Woods Wins Inaugural Tournament in Japan
Tiger Woods’ first PGA Tour victory came way back in October 1996, as a young Tiger picked up the Las Vegas Invitational. Over the years, Woods has turned himself into one of the best players of all time, winning a staggering 82 PGA Tour events (at the time of writing… there could well be more to come!). Number 82 came in the first ever Zozo Championship in October 2019.
Tiger was pushed close by home favourite Hideki Matsuyama. However, Woods led wire-to-wire in Japan, winning by three strokes in an eventful competition. Woods posted rounds of 64, 64, 66 and 67 to get the job done, and though Matsuyama wasn’t too far behind (he shot 65-67-65-67), he just couldn’t haul Tiger in.
As much as the Japanese fans would have liked a home winner, seeing Woods tie Sam Snead’s record of 82 PGA Tour victories was a wonderful moment for the first Zozo Championship. Golf fans in Japan are accustomed to seeing some decent players visit them in various Asian Tour events, but this was another level in terms of class and prestige.
After his historic win, the Californian said, “Well, it’s a big number. It’s about consistency and doing it for a long period of time. I’m very fortunate to have had the career I’ve had so far.” Woods added Japan to America, England, Scotland, Spain, Canada and Ireland to the list of countries that he’s won in.
Who Could Win the Zozo?
With most PGA Tour events we have at least a few years of stats and information to go on which is a great help when attempting to assess which players are likely to win them. Given this event is new on the scene, it is going to be difficult to predict which players are going to do well in it, at least for a while.
Having said that, the nature of the par-70 course does lend itself to certain types of players. At 7,041 yards, it is not long by modern standards, or indeed when compared to most courses on the PGA Tour. In fact it’s more than 700 yards shorter than the monster 7,765 yard Torrey Pines South Course and 400 or so shorter than Augusta.

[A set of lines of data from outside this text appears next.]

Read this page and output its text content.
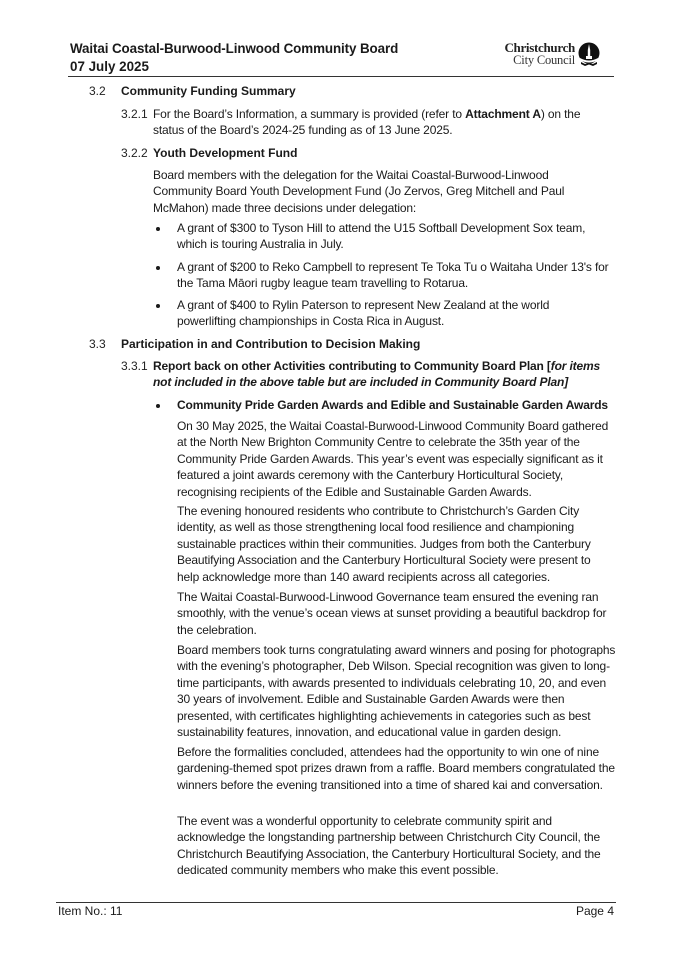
Waitai Coastal-Burwood-Linwood Community Board
07 July 2025
Christchurch
City Council
3.2 Community Funding Summary
3.2.1 For the Board’s Information, a summary is provided (refer to Attachment A) on the status of the Board’s 2024-25 funding as of 13 June 2025.
3.2.2 Youth Development Fund
Board members with the delegation for the Waitai Coastal-Burwood-Linwood Community Board Youth Development Fund (Jo Zervos, Greg Mitchell and Paul McMahon) made three decisions under delegation:
A grant of $300 to Tyson Hill to attend the U15 Softball Development Sox team, which is touring Australia in July.
A grant of $200 to Reko Campbell to represent Te Toka Tu o Waitaha Under 13's for the Tama Māori rugby league team travelling to Rotarua.
A grant of $400 to Rylin Paterson to represent New Zealand at the world powerlifting championships in Costa Rica in August.
3.3 Participation in and Contribution to Decision Making
3.3.1 Report back on other Activities contributing to Community Board Plan [for items not included in the above table but are included in Community Board Plan]
Community Pride Garden Awards and Edible and Sustainable Garden Awards
On 30 May 2025, the Waitai Coastal-Burwood-Linwood Community Board gathered at the North New Brighton Community Centre to celebrate the 35th year of the Community Pride Garden Awards. This year’s event was especially significant as it featured a joint awards ceremony with the Canterbury Horticultural Society, recognising recipients of the Edible and Sustainable Garden Awards.
The evening honoured residents who contribute to Christchurch’s Garden City identity, as well as those strengthening local food resilience and championing sustainable practices within their communities. Judges from both the Canterbury Beautifying Association and the Canterbury Horticultural Society were present to help acknowledge more than 140 award recipients across all categories.
The Waitai Coastal-Burwood-Linwood Governance team ensured the evening ran smoothly, with the venue’s ocean views at sunset providing a beautiful backdrop for the celebration.
Board members took turns congratulating award winners and posing for photographs with the evening’s photographer, Deb Wilson. Special recognition was given to long-time participants, with awards presented to individuals celebrating 10, 20, and even 30 years of involvement. Edible and Sustainable Garden Awards were then presented, with certificates highlighting achievements in categories such as best sustainability features, innovation, and educational value in garden design.
Before the formalities concluded, attendees had the opportunity to win one of nine gardening-themed spot prizes drawn from a raffle. Board members congratulated the winners before the evening transitioned into a time of shared kai and conversation.
The event was a wonderful opportunity to celebrate community spirit and acknowledge the longstanding partnership between Christchurch City Council, the Christchurch Beautifying Association, the Canterbury Horticultural Society, and the dedicated community members who make this event possible.
Item No.: 11	Page 4
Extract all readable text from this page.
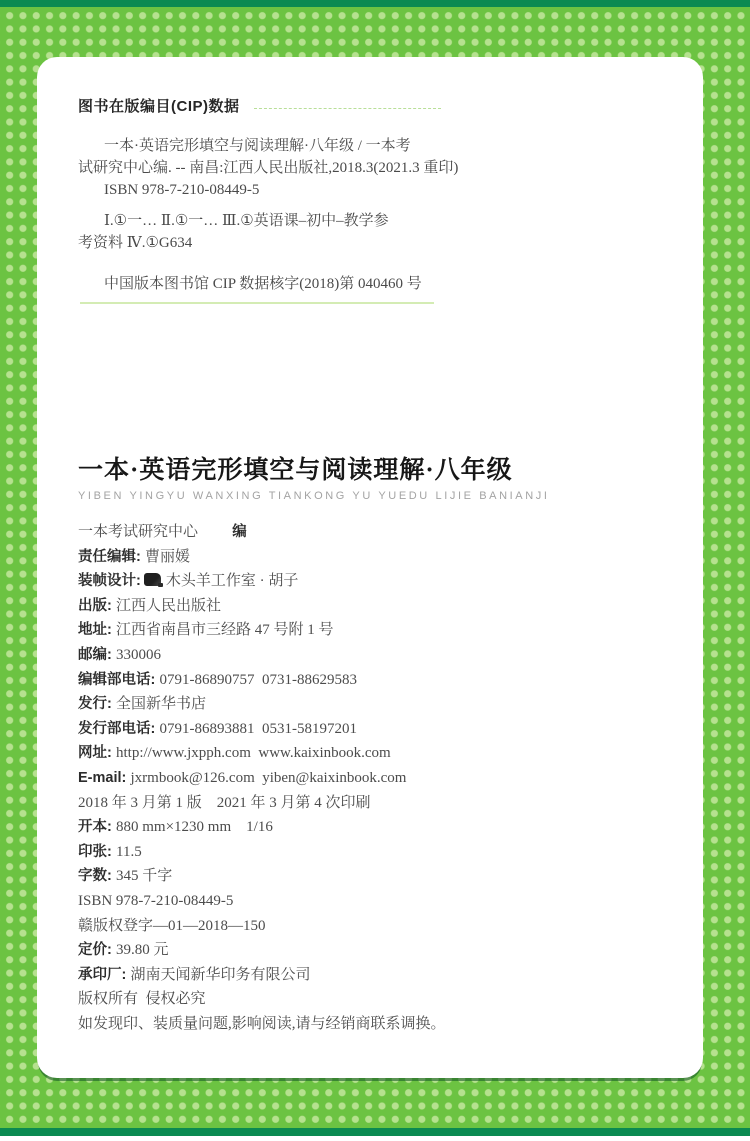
图书在版编目(CIP)数据
一本·英语完形填空与阅读理解·八年级 / 一本考
试研究中心编. -- 南昌:江西人民出版社,2018.3(2021.3 重印)
ISBN 978-7-210-08449-5
Ⅰ.①一… Ⅱ.①一… Ⅲ.①英语课–初中–教学参
考资料 Ⅳ.①G634
中国版本图书馆 CIP 数据核字(2018)第 040460 号
一本·英语完形填空与阅读理解·八年级
YIBEN YINGYU WANXING TIANKONG YU YUEDU LIJIE BANIANJI
一本考试研究中心 编
责任编辑: 曹丽媛
装帧设计: 木头羊工作室 · 胡子
出版: 江西人民出版社
地址: 江西省南昌市三经路 47 号附 1 号
邮编: 330006
编辑部电话: 0791-86890757  0731-88629583
发行: 全国新华书店
发行部电话: 0791-86893881  0531-58197201
网址: http://www.jxpph.com  www.kaixinbook.com
E-mail: jxrmbook@126.com  yiben@kaixinbook.com
2018 年 3 月第 1 版    2021 年 3 月第 4 次印刷
开本: 880 mm×1230 mm    1/16
印张: 11.5
字数: 345 千字
ISBN 978-7-210-08449-5
赣版权登字—01—2018—150
定价: 39.80 元
承印厂: 湖南天闻新华印务有限公司
版权所有  侵权必究
如发现印、装质量问题,影响阅读,请与经销商联系调换。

The tree-lined course used for the Zozo Championship can be unforgiving to any shots that stray far from the fairway, so driving accuracy is paramount. There are also few opportunities for eagles unless serious risks are taken, but steady birdie-makers are likely to do well. Rory McIlroy’s balanced and accurate game allowed him to finish in third position in the inaugural tournament and we can see him doing well in future years, with the likes of Justin Thomas, Keegan Bradley and even Ian Poulter likely to enjoy playing here.